Here are some pictures of the construction so far, click on the pictures for a larger version...

As the amplifier has to live next to the antenna the housing it needs to be weather proof. This is the test housing I chose for the amplifier to live in, and was way too small, as can bee here on the left. Another advantage in building a test version, was to ensure the RJ45 screened cable would work. This was not a good idea, I found major crosstalk issues. So make sure the audio signals are individually screened! and the housing is big enough!

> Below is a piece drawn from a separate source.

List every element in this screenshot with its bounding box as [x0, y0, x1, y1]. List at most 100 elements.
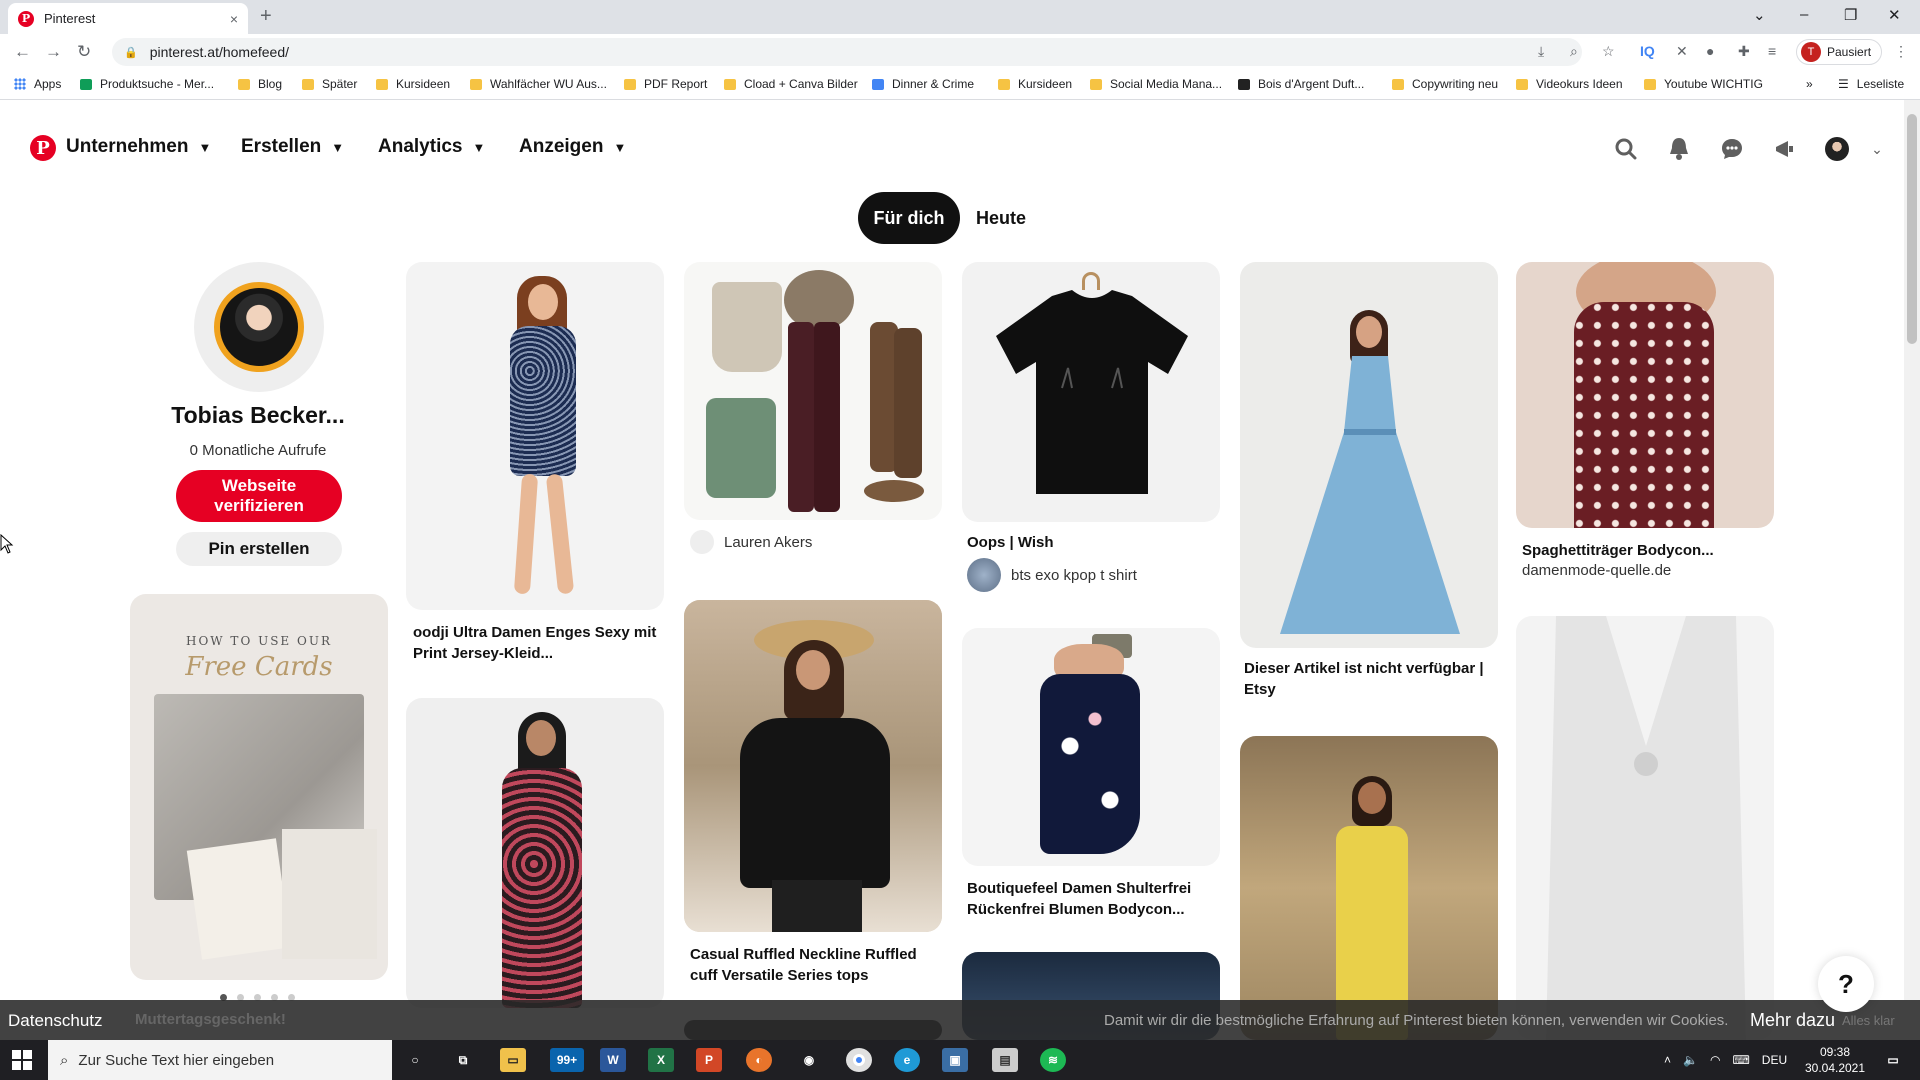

This housing on the other hand leaves loads of space. I have fitted the housing with cable glans, left one for the power connector, centre for the antenna connection and the right one for the power connector, and no crosstalk . I had to use a bigger cable gland for the power connector as this was a mini din, however I still had to remove a small amount inside the cable gland and remove some ridges off the mini din plug, so it would go through the cable gland.
As the housing does not have flat bottom inside, I had to make a plate to mount the amplifier on to. This also removes the need for any screws protruding out the bottom of the housing which might affect the weather proofing of the housing.
Here is the amplifier mounted in the housing complete with it's connectors. I decided to have both the power and the signal wires easily removable. Trying to unscrew them from the top connection block was too much of a pain. However the antenna connection is still a screw connection, due to the signal strength, we need very bit, without losses through connectors. The power is supplied via a 4 pin mini din plug/socket (on the right) and the signal via a 3.5mm stereo jack/plug/socket (on the left). From this picture you can see the larger cable gland for the power connector on the right.
Here is the amplifier attached to all its cables! You might notice that the power and audio sockets have moved, It made more sense to have them on these sides once I got it installed.
My test antenna, in all it's glory, (well, Christmas Tree Pot!) Antenna version 2.0 is on the way.. a much better design.. information to follow....
The PSU for the amplifier is housed in a separate case indoors, away for the nasty weather and where the magnetic influence it has, as far away as possible from the amplifier. I have fitted it with two fuses, one for the positive supply and one for the negative supply, just in-case someone cuts the cable going up to the amplifier. I used simple Cat5e stranded cable for the low voltage supply. I tried to get 3 core low voltage/low current cable, to no avail, only chunky mains cable. The Cat5e is plentiful and cheap.

A back view of the Amplifier PSU, again as the low voltage, so is the mains fused.
The front of the PSU has the mini din socket for the low voltage supply for the amplifier. The LEDs are, one for the positive supply, one for the negative supply and the last is a changing colour LED to show that the supply before the fuses is on, as the positive and negative LEDs go out when the associated fuse blows.